Mais moi, je vous dis que quiconque regarde une femme pour la convoiter, il a déjà commis l’adultère avec elle dans son cœur. (Saint Mathieu, v. 28.)

Ses disciples lui dirent : Si telle est la condition de l’homme avec la femme, il ne convient pas de se marier. Mais il leur dit : Tous ne sont pas capables de cela, mais ceux-là seulement à qui il a été donné, car il y a des eunuques qui sont nés tels, dès le ventre de leur mère ; il y en a qui ont été faits eunuques par les hommes, et il y en a qui se sont faits eunuques eux-mêmes pour le royaume des cieux. Que celui qui peut comprendre ceci, le comprenne. (Saint Mathieu, xix, 10, 11, 12.)

C’était au commencement du printemps ; nous avions passé deux jours et une nuit bien longue en chemin de fer.

Chaque fois que s’arrêtait le train dans lequel nous étions, des voyageurs montaient dans notre wagon, d’autres en descendaient. Trois personnes cependant restaient comme moi dans le compartiment : une femme entre deux âges, la cigarette aux lèvres, les traits tirés, coiffée d’une toque, revêtue d’un manteau d’homme ; à côté, son compagnon, gai, d’environ quarante ans, vêtu d’une façon correcte, élégante même. Puis, se tenant à l’écart, très nerveux, de petite taille, un homme d’âge mûr, aux yeux brillants, au regard vif sans cesse attiré par un nouvel objet.

Il portait un pardessus à col d’astrakan et un bonnet semblable ; sous son pardessus on apercevait une veste courte et une chemise à broderies russes. Durant le trajet, ce monsieur n’avait lié conversation avec personne, paraissant éviter avec soin de se créer des relations. Tantôt il lisait et fumait, tantôt il se faisait une tasse de thé, ou mangeait des tartines qu’il tirait d’un vieux sac.

Si on lui parlait, ses réponses étaient brèves et sèches et son regard allait se perdre sur le paysage qui défilait.

Je m’aperçus, néanmoins, que la solitude lui pesait. Il paraissait deviner ce qui se passait en moi, et, quand nos regards se croisaient, — fréquemment puisque nous nous trouvions placés presque vis-à-vis l’un de l’autre, — il se détournait comme pour se soustraire à toute conversation avec moi.

À la tombée de la nuit, lorsque le train s’arrêta à une station importante, le monsieur élégant — j’appris plus tard que c’était un avocat — se rendit au buffet, avec la dame qui l’accompagnait, pour boire une tasse de thé.

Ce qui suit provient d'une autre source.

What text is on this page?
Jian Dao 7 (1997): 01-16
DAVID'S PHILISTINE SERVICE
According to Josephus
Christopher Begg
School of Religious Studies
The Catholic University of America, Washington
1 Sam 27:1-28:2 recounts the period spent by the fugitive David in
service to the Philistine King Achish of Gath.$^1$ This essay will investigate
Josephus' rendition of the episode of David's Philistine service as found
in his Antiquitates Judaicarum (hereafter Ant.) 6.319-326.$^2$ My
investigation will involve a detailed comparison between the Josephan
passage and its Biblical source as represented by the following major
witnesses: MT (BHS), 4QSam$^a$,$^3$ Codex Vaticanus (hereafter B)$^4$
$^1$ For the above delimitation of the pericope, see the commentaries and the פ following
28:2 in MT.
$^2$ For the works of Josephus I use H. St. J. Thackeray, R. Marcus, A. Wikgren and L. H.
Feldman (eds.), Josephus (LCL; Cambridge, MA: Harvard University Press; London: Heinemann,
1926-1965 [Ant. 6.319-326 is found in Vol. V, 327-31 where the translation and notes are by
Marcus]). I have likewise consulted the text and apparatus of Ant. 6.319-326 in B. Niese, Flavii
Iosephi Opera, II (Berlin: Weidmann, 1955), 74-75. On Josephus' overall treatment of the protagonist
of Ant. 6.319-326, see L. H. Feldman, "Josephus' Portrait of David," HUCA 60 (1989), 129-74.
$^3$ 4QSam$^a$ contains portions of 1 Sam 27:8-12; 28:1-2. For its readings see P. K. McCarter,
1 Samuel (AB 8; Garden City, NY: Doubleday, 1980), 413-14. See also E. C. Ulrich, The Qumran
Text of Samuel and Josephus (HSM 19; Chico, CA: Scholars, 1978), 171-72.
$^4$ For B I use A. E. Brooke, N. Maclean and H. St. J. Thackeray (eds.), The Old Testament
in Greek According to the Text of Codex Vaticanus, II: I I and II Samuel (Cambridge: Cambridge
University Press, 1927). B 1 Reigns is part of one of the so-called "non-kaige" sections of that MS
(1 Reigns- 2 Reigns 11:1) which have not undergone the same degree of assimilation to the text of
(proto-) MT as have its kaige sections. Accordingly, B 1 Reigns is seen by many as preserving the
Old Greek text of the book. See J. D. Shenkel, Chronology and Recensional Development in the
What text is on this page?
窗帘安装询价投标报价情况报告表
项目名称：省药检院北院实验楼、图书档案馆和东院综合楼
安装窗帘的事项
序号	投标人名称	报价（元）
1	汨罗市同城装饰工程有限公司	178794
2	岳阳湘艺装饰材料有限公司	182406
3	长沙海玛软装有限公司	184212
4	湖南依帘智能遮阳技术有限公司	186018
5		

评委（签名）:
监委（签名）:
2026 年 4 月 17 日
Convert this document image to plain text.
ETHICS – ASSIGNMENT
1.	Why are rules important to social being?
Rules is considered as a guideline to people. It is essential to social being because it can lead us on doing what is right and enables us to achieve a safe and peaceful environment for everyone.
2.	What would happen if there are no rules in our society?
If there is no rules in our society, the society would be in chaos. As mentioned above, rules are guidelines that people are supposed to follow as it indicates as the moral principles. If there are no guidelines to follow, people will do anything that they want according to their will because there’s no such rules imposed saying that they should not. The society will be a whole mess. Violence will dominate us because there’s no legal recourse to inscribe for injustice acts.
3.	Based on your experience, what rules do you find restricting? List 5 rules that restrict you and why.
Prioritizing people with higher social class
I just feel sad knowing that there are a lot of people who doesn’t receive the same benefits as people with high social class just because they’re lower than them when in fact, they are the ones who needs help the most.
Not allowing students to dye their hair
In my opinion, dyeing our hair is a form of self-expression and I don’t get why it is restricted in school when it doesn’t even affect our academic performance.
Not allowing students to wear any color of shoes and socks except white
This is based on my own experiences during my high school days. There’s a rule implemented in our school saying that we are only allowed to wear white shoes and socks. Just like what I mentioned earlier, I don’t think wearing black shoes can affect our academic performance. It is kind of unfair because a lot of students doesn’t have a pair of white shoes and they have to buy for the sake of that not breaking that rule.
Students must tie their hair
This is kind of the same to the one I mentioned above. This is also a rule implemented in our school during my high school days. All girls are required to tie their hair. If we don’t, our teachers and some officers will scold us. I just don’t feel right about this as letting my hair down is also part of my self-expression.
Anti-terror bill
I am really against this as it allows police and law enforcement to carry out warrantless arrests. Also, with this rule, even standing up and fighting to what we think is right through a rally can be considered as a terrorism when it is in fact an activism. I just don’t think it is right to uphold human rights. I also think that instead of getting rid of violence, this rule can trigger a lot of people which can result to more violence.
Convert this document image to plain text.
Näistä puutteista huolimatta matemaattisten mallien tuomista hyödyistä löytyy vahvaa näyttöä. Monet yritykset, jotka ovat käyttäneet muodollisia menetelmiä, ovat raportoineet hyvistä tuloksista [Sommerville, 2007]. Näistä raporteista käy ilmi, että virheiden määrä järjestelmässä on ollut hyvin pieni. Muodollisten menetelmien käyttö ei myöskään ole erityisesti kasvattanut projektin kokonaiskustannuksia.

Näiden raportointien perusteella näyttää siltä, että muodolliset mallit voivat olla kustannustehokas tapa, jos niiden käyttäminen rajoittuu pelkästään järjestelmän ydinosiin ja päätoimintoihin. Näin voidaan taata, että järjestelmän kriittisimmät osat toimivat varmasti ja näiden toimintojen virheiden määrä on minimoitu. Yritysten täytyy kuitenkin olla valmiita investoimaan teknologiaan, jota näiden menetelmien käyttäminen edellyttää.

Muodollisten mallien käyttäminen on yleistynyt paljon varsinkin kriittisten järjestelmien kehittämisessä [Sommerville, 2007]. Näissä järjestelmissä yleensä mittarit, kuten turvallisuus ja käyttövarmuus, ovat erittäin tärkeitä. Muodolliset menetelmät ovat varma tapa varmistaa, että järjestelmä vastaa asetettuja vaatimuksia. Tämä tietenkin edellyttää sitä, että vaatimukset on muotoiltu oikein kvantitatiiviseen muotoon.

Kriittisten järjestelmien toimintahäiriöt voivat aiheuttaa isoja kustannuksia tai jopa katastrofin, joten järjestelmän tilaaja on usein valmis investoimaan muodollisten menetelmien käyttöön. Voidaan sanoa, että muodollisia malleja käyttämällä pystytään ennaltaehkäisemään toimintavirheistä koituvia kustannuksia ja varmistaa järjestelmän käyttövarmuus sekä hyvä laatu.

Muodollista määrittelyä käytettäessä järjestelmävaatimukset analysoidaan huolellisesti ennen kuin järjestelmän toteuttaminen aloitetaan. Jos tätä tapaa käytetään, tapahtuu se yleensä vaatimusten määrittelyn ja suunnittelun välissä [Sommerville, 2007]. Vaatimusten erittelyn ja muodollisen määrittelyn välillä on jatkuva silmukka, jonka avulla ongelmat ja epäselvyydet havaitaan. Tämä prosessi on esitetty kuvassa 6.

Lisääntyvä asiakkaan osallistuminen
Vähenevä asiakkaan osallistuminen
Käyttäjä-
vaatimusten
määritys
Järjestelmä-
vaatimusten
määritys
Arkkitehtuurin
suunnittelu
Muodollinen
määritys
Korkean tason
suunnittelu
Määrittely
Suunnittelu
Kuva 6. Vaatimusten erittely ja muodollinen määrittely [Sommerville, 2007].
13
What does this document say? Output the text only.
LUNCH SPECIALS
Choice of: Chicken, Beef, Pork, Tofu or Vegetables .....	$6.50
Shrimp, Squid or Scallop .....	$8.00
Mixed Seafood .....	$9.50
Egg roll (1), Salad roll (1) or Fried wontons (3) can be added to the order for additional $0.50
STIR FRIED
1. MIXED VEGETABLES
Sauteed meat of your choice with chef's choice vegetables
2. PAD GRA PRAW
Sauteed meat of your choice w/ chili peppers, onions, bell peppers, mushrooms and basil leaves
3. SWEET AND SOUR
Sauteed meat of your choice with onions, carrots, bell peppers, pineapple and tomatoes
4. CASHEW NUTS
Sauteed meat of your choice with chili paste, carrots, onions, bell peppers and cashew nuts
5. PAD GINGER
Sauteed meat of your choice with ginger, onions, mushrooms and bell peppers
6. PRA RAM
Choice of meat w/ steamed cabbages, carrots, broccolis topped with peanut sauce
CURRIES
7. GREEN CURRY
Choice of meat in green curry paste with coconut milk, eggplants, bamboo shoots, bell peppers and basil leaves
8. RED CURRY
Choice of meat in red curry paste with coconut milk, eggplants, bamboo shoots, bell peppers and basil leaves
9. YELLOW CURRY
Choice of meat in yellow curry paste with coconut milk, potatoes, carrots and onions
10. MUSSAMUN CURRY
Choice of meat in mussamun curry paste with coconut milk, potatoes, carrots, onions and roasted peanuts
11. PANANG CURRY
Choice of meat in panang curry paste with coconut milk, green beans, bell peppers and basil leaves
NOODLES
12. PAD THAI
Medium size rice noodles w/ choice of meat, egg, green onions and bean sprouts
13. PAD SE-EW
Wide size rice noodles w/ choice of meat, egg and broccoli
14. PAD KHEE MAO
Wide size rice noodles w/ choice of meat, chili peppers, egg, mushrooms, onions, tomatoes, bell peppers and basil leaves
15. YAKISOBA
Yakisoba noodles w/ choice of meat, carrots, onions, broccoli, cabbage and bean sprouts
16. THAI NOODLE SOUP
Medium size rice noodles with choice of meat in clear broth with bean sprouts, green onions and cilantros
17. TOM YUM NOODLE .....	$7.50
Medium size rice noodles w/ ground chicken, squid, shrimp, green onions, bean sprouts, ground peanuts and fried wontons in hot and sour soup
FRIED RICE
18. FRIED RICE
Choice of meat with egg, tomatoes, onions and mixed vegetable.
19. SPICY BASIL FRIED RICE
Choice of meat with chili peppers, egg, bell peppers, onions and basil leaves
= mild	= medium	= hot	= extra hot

Durant leur absence, de nouveaux voyageurs montèrent dans le compartiment et, parmi eux, un vieillard de haute stature, le visage fraîchement rasé, le front sillonné de rides, un négociant vraisemblablement, drapé dans une vaste pelisse en loutre et coiffé d’un haut bonnet pointu. Il prit sa place en face de celle occupée par l’avocat et sa compagne et se mit tout cette suite à causer avec un jeune homme qui venait également de monter et qui paraissait être un employé de commerce. Le commis lui ayant dit que la place d’en face n’était pas libre, le vieillard avait répondu qu’il descendrait à la prochaine station : la conversation était ainsi engagée.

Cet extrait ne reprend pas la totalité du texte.